PAPA: RISPETTATE LO STATUS QUO DI GERUSALEMME

foto Osservatore Romano

ROMA\ aise\ - “Il mio pensiero va a Gerusalemme. Al riguardo, non posso tacere la mia profonda preoccupazione per la situazione che si è creata negli ultimi giorni e, nello stesso tempo, rivolgere un accorato appello affinché sia impegno di tutti rispettare lo status quo della città, in conformità con le pertinenti Risoluzioni delle Nazioni Unite”. Così Papa Francesco che oggi, a margine dell’udienza generale in Sala Nervi, ha rivolto un appello alla comunità internazionale ricordando che Gerusalemme “è una città unica, sacra per gli ebrei, i cristiani e i musulmani, che in essa venerano i Luoghi Santi delle rispettive religioni, ed ha una vocazione speciale alla pace”.

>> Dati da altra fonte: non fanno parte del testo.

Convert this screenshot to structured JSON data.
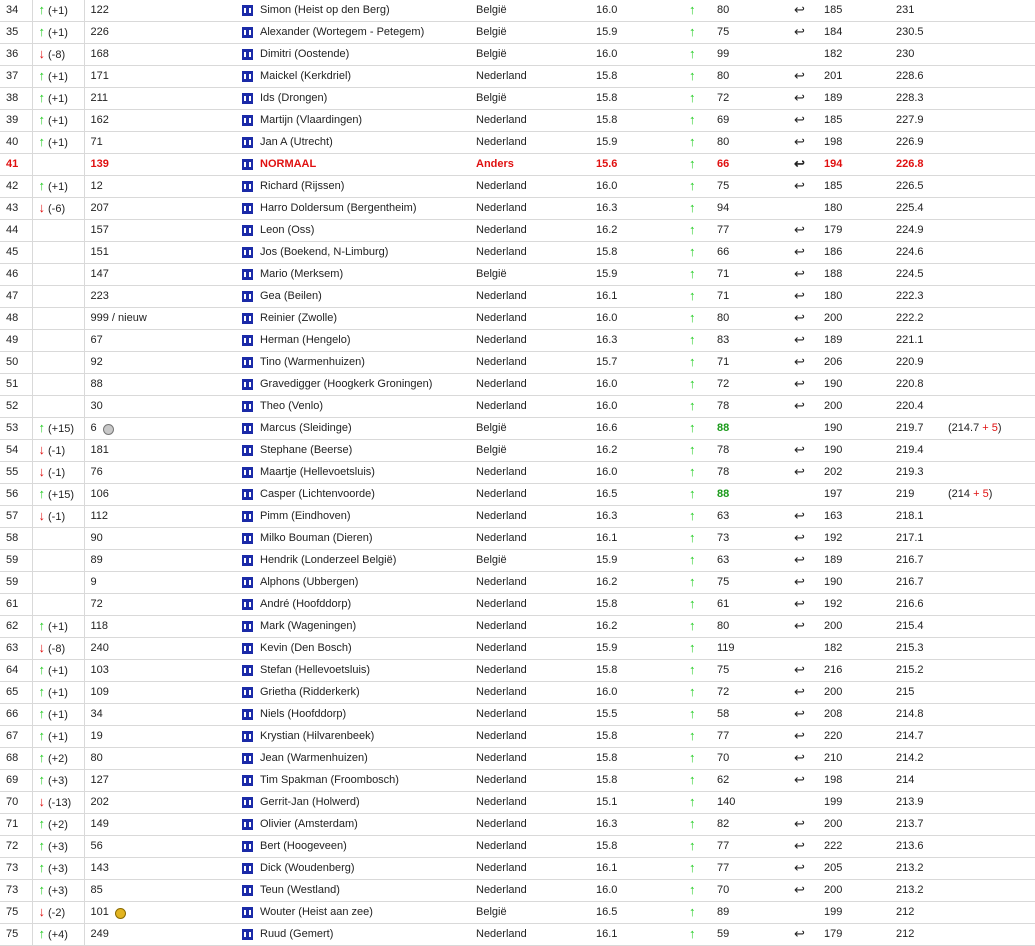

“Prego il Signore – ha aggiunto – che tale identità sia preservata e rafforzata a beneficio della Terra Santa, del Medio Oriente e del mondo intero e che prevalgano saggezza e prudenza, per evitare di aggiungere nuovi elementi di tensione in un panorama mondiale già convulso e segnato da tanti e crudeli conflitti”.
In udienza, il Papa ha ripercorso il suo recente viaggio apostolico in Myanmar e Bangladesh. Ringraziate le autorità e le comunità birmana e bengalese “che mi hanno dimostrato tanta fede e tanto affetto”, il Papa ha sottolineato che il suo è stato il primo viaggio di un Papa in Myanmar, “avvenuto poco dopo che si sono stabilite relazioni diplomatiche tra questo Paese e la Santa Sede”.

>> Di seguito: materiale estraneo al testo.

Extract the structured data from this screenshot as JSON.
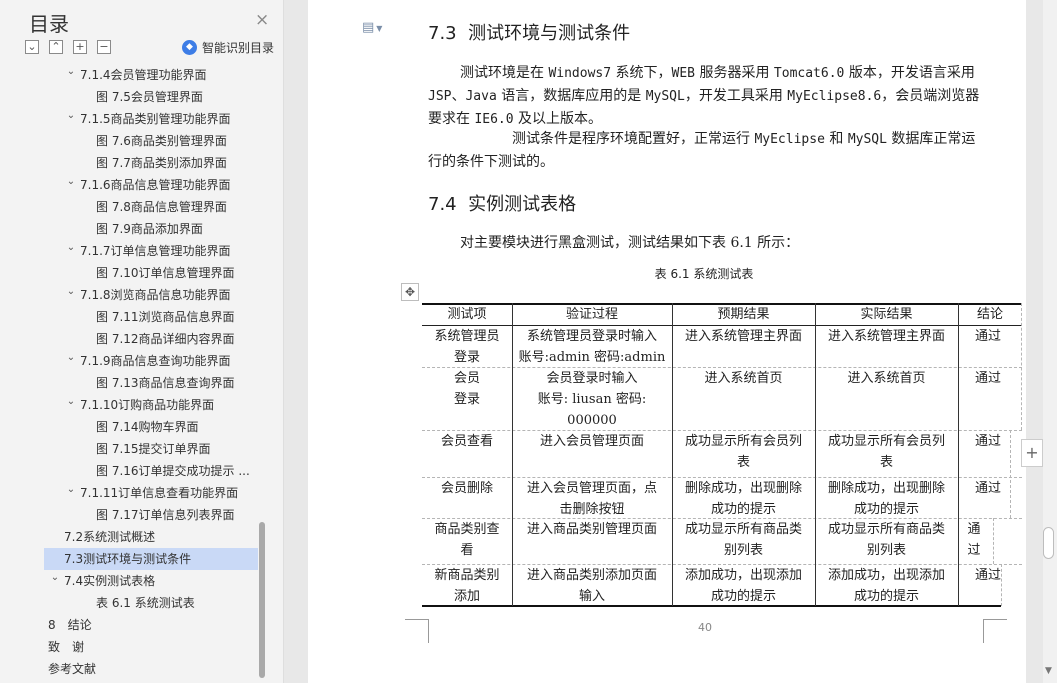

“Ho voluto esprimere la vicinanza di Cristo e della Chiesa a un popolo che ha sofferto a causa di conflitti e repressioni, e che ora sta lentamente camminando verso una nuova condizione di libertà e di pace”, ha detto Francesco. “Un popolo in cui la religione buddista è fortemente radicata, con i suoi principi spirituali ed etici, e dove i cristiani sono presenti come piccolo gregge e lievito del Regno di Dio”.
Nell’incontro con le autorità birmane il Papa ha “incoraggiato gli sforzi di pacificazione del Paese e auspicato che tutte le diverse componenti della nazione, nessuna esclusa, possano cooperare a tale processo nel rispetto reciproco”.
In Bangladesh, ha proseguito il Pontefice, “alle Autorità ho ricordato che la Santa Sede ha sostenuto fin dall’inizio la volontà del popolo bengalese di costituirsi come nazione indipendente, come pure l’esigenza che in essa sia sempre tutelata la libertà religiosa. In particolare, ho voluto esprimere solidarietà al Bangladesh nel suo impegno di soccorrere i profughi Rohingya affluiti in massa nel suo territorio, dove la densità di popolazione è già tra le più alte del mondo”.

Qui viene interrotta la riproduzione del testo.